Appellant was sentenced to the statutory maximum of 120 months in prison. The district court relied on three separate guidelines provisions for a four-level departure in the base offense level, which represented an increase of at least thirty-three months in appellant's sentence.
On appeal, appellant first claims that the district court erred in placing the burden on him to prove justification. He acknowledges that, having failed to object at trial to the instruction, he must demonstrate that the error was plain. If he fails to meet this standard, he seeks review of his sentence, asserting that the district court had no legitimate basis to depart upward from the guidelines. We address these issues in sequence.
II. Justification and the Burden of Proof
Appellant's effort to set aside his conviction based on the district court's justification instruction is severely hampered by his failure to interpose a contemporaneous objection. To vault the high hurdle imposed by the plain error standard, appellant must demonstrate that an error occurred and that it was clear or obvious. United States v. Olano, 507 U.S. 725, 732, 113 S.Ct. 1770, 123 L.Ed.2d 508 (1993); United States v. Paniagua-Ramos, 251 F.3d 242, 246 (lst Cir.2001).3 To obtain relief from his conviction, therefore, appellant must show not only that the justification instruction was incorrect but also that it was obviously so. The state of the law forecloses such a conclusion.
Three circuit courts have explicitly considered whether the prosecution or defense bears the burden of proof on a justification defense to a felon-in-possession charge, and they have reached different conclusions. See United States v. Dodd, 225 F.3d 340, 350 (3d Cir.2000); United States v. Deleveaux, 205 F.3d 1292, 1300 (11th Cir.2000); United States v. Talbott, 78 F.3d 1183, 1186 (7th Cir.1996) (per curiam). The Third and Eleventh Circuits held that the defendant must prove the defense by a preponderance of the evidence, while the Seventh Circuit ruled that the government must negate the defense beyond a reasonable doubt. If a circuit conflict exists on a question, and the law is unsettled in the circuit in which the appeal was taken, any error cannot be plain or obvious. United States v. Gerrow, 232 F.3d 831, 835 (11th Cir.2000); see United States v. Gilberg, 75 F.3d 15, 21-22 (lst Cir.1996).
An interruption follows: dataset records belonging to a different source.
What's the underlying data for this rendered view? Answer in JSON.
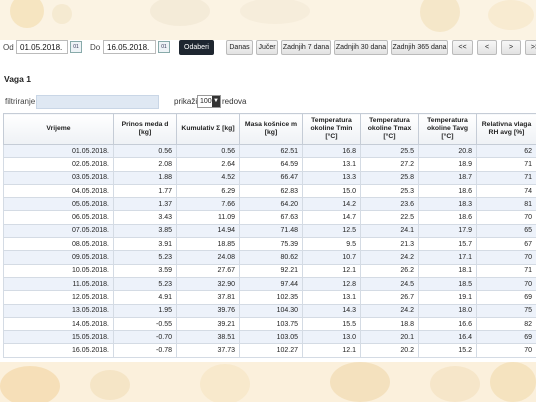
{
  "filters": {
    "from_label": "Od",
    "from_value": "01.05.2018.",
    "to_label": "Do",
    "to_value": "16.05.2018.",
    "calendar_icon_text": "01",
    "submit_label": "Odaberi"
  },
  "quick_buttons": {
    "today": "Danas",
    "yesterday": "Jučer",
    "last7": "Zadnjih 7 dana",
    "last30": "Zadnjih 30 dana",
    "last365": "Zadnjih 365 dana",
    "first": "<<",
    "prev": "<",
    "next": ">",
    "last": ">>"
  },
  "section_title": "Vaga 1",
  "table_controls": {
    "filter_label": "filtriranje",
    "filter_value": "",
    "show_label": "prikaži",
    "show_value": "100",
    "rows_label": "redova"
  },
  "table": {
    "headers": [
      "Vrijeme",
      "Prinos meda d [kg]",
      "Kumulativ Σ [kg]",
      "Masa košnice m [kg]",
      "Temperatura okoline Tmin [°C]",
      "Temperatura okoline Tmax [°C]",
      "Temperatura okoline Tavg [°C]",
      "Relativna vlaga RH avg [%]"
    ],
    "rows": [
      [
        "01.05.2018.",
        "0.56",
        "0.56",
        "62.51",
        "16.8",
        "25.5",
        "20.8",
        "62"
      ],
      [
        "02.05.2018.",
        "2.08",
        "2.64",
        "64.59",
        "13.1",
        "27.2",
        "18.9",
        "71"
      ],
      [
        "03.05.2018.",
        "1.88",
        "4.52",
        "66.47",
        "13.3",
        "25.8",
        "18.7",
        "71"
      ],
      [
        "04.05.2018.",
        "1.77",
        "6.29",
        "62.83",
        "15.0",
        "25.3",
        "18.6",
        "74"
      ],
      [
        "05.05.2018.",
        "1.37",
        "7.66",
        "64.20",
        "14.2",
        "23.6",
        "18.3",
        "81"
      ],
      [
        "06.05.2018.",
        "3.43",
        "11.09",
        "67.63",
        "14.7",
        "22.5",
        "18.6",
        "70"
      ],
      [
        "07.05.2018.",
        "3.85",
        "14.94",
        "71.48",
        "12.5",
        "24.1",
        "17.9",
        "65"
      ],
      [
        "08.05.2018.",
        "3.91",
        "18.85",
        "75.39",
        "9.5",
        "21.3",
        "15.7",
        "67"
      ],
      [
        "09.05.2018.",
        "5.23",
        "24.08",
        "80.62",
        "10.7",
        "24.2",
        "17.1",
        "70"
      ],
      [
        "10.05.2018.",
        "3.59",
        "27.67",
        "92.21",
        "12.1",
        "26.2",
        "18.1",
        "71"
      ],
      [
        "11.05.2018.",
        "5.23",
        "32.90",
        "97.44",
        "12.8",
        "24.5",
        "18.5",
        "70"
      ],
      [
        "12.05.2018.",
        "4.91",
        "37.81",
        "102.35",
        "13.1",
        "26.7",
        "19.1",
        "69"
      ],
      [
        "13.05.2018.",
        "1.95",
        "39.76",
        "104.30",
        "14.3",
        "24.2",
        "18.0",
        "75"
      ],
      [
        "14.05.2018.",
        "-0.55",
        "39.21",
        "103.75",
        "15.5",
        "18.8",
        "16.6",
        "82"
      ],
      [
        "15.05.2018.",
        "-0.70",
        "38.51",
        "103.05",
        "13.0",
        "20.1",
        "16.4",
        "69"
      ],
      [
        "16.05.2018.",
        "-0.78",
        "37.73",
        "102.27",
        "12.1",
        "20.2",
        "15.2",
        "70"
      ]
    ]
  },
  "colors": {
    "banner": "#fbf3e3",
    "row_alt": "#edf2fa",
    "primary_button": "#1e2630"
  }
}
Appellant asserts that this sudden-death principle is inapplicable here because First Circuit law is settled in his favor. He invokes two decisions that involved a defense of duress to drug charges, United States v. Arthurs, 73 F.3d 444, 448 (lst Cir.1996), and United States v. Amparo, 961 F.2d 288, 291 (lst Cir.1992). We held in Amparo that if the defendant produces sufficient evidence to warrant a duress instruction, the government must prove beyond a reasonable doubt that the defendant's criminal acts were not in fact the product of duress. See 961 F.2d at 291. The same result was reached in Arthurs, in reliance on Amparo. See 73 F.3d at 448. Appellant cites, in addition, the First Circuit's pattern jury instructions, which state that the government has the burden of disproving the defenses of self-defense and duress once they have been properly raised. First Circuit Pattern Criminal Jury Instructions §§ 5.04 and 5.05 (1998) (“First Circuit Instructions”).
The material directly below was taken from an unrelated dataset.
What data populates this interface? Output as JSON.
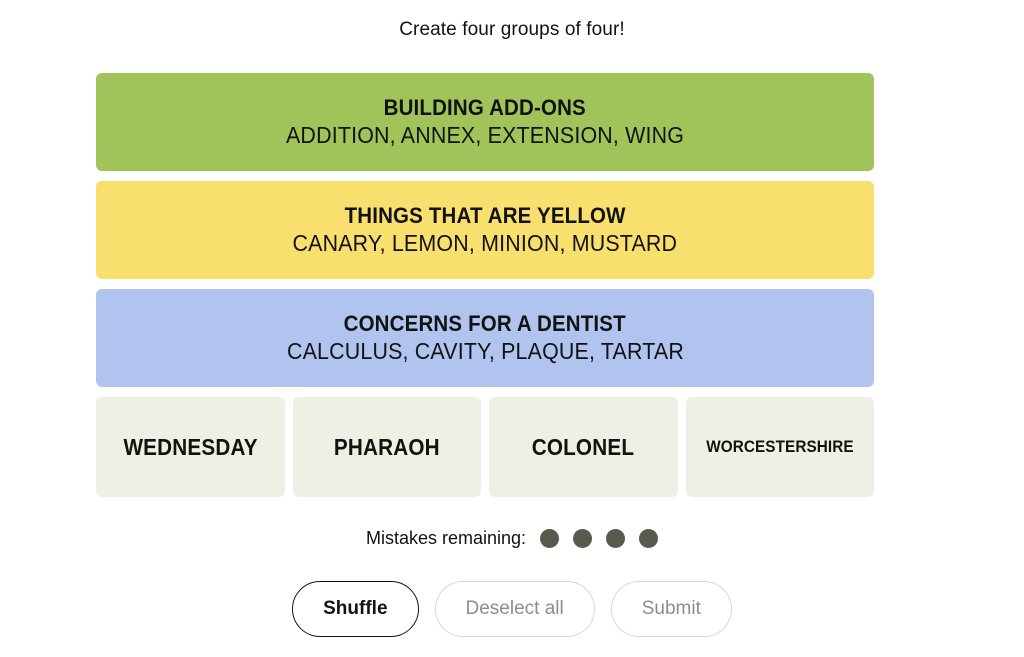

While these First Circuit authorities seem facially apropos to appellant's position, closer scrutiny reveals their shortcomings. The court in Amparo explicitly limited its holding on the government's burden of disproving duress to those cases in which “the charged crime requires mens rea,” 961 F.2d at 291. In both Amparo and Arthurs, the defendants were charged, inter alia, with “knowingly or intentionally” possessing cocaine with the intent to distribute it. The pattern jury instructions reflect a similar limitation; although some portions of the instructions express a broader proposition,4 the Comment to the provision on “Duress,” § 5.05, echoes the Amparo qualification that “[t]he burden of persuasion remains with the government, at least if the charged crime requires mens rea.” This allocation of the burden is logical in light of the government's obligation to prove all elements of a crime, including the specified criminal intent.5
Whether Amparo 's articulation of the burden extends to a case in which the only charge is possession of a firearm by a felon-a strictly worded crime without a specific mens rea-is at least debatable in light of its qualifying language. Indeed, were we to reach the merits, we think it problematic whether Amparo 's holding would survive in this different context. We particularly note the thoughtful analyses of the Third and Eleventh circuits, which led those courts to conclude that the burden to prove justification constitutionally and pragmatically is properly placed on the defendant in a felon-in-possession case. See Dodd, 225 F.3d at 343-350; Deleveaux, 205 F.3d at 1298-1301.6 It strikes us as good sense to examine both the particular crime and the particular defense at issue in assigning the burden of proof. See Dodd, 225 F.3d at 349 (noting the “diversity of analytical solutions that the appellate courts have reached with respect to various affirmative defenses,” and rejecting the argument that consistency required the court to follow entrapment precedents that place the burden on the government).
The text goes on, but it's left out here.